Through those iterations, LittleBits has grown to 70 different types of modules, which translates to millions of combination possibilities, Bdeir says.
Part of what makes the LittleBits pop-up store so special is its design: It’s a hybrid laboratory-boutique store, and its mixed-use purpose is clear throughout.
To create the store’s “interface,” Bdeir called on Montreal-based firm Daily Tous les Jours (DTLJ), which specializes in public art and interactive installations.
DTLJ created a finished-unfinished environment reminiscent of a workshop. The airy, split-level space is lined with large, light-colored wood panels outfitted with pegs for holding LittleBits modules as well as examples of what they can do, like a lever that releases cat food into a pet’s dish when you send it a text message from miles away. The panels are movable–much like the LittleBits themselves–so that the store can be reconfigured easily.
“The store is designed to be a little experiment,” Bdeir says. “It’s highly modular, it’s designed entirely to be reshuffled and recharged overnight, if we wanted to. Moving merchandise around, taking up more space for inventions or display, and vice versa. It’s really designed to be highly experimental.”

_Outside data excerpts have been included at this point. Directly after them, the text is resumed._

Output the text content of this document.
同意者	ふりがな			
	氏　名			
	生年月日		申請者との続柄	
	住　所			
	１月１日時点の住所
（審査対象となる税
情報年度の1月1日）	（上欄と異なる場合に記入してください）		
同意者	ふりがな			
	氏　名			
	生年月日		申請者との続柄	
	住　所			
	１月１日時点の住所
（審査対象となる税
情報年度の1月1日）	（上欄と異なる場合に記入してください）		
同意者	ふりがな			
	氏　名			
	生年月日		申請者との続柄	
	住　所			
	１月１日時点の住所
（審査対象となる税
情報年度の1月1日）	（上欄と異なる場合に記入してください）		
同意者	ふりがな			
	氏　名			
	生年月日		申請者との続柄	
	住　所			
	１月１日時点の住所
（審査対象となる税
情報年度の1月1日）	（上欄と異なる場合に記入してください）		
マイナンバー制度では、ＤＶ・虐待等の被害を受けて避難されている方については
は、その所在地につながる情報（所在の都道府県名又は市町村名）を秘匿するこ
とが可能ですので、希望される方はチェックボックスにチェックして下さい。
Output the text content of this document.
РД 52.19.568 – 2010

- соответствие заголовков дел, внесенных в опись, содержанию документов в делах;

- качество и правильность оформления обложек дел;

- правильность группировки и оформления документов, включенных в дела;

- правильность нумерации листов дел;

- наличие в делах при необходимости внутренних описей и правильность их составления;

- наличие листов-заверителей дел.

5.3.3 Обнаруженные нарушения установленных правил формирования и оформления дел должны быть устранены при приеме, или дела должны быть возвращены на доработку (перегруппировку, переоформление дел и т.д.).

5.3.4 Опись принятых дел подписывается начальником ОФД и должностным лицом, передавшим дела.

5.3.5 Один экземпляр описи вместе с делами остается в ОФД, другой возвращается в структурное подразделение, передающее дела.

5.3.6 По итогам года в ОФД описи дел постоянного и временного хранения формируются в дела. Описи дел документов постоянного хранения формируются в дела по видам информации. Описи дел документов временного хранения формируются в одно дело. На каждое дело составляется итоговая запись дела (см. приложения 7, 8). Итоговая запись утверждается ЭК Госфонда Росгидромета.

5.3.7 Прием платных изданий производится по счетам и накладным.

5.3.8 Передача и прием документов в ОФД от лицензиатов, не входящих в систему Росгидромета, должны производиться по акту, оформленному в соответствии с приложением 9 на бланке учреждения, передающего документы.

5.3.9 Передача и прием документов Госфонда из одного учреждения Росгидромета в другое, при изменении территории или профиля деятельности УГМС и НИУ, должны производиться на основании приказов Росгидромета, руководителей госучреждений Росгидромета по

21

The extent to which DTLJ’s design complements LittleBits’s dual mission of educating visitors on the ease of using tech and selling its wares is most obvious in the store’s crowded workspaces. Visitors to the store can play with the installations on the walls or sit at work tables and try to copy an existing project using easy-to-follow instructions. Once they’re done, they can purchase the elements of what they’ve created or simply leave them there for the next visitor.
“The idea is that we’re not a traditional retail store. You cannot go in and purchase LittleBits and walk out having never heard of it. We can’t expect to be successful like that, and it’s also not what we’re about,” Bdeir says. “We want to make sure that we are helping convert you to an inventor or unleash the inventor within you. And that takes a little bit more of a personal relationship than just putting products on a shelf.”
She says that LittleBits has gone beyond appealing to the Maker movement. Parents of all kinds, formal and informal educators, and enterprise and creative professionals are all using LittleBits to learn and create. “A store is really a way for us to talk to all these people and engage them and get to know better what they need to unleash their inner inventor.”
The LittleBits concept couldn’t come at a better time for retail. Bdeir points to a recent New York Times article highlighting facets of the retail industry that are struggling to keep users engaged with their wares.
“The retail industry is changing, and people are panicking,” Bdeir says. “Retailers are having to reinvent themselves. For us, it feels very natural. People don’t want people pushing product at them anymore. They want something that they think is meaningful, that they feel is inspiring to them, and it’s going to help make their life better. You can’t communicate that with three lines on a card and a store clerk that doesn’t know what he’s talking about. You need to create an experience.”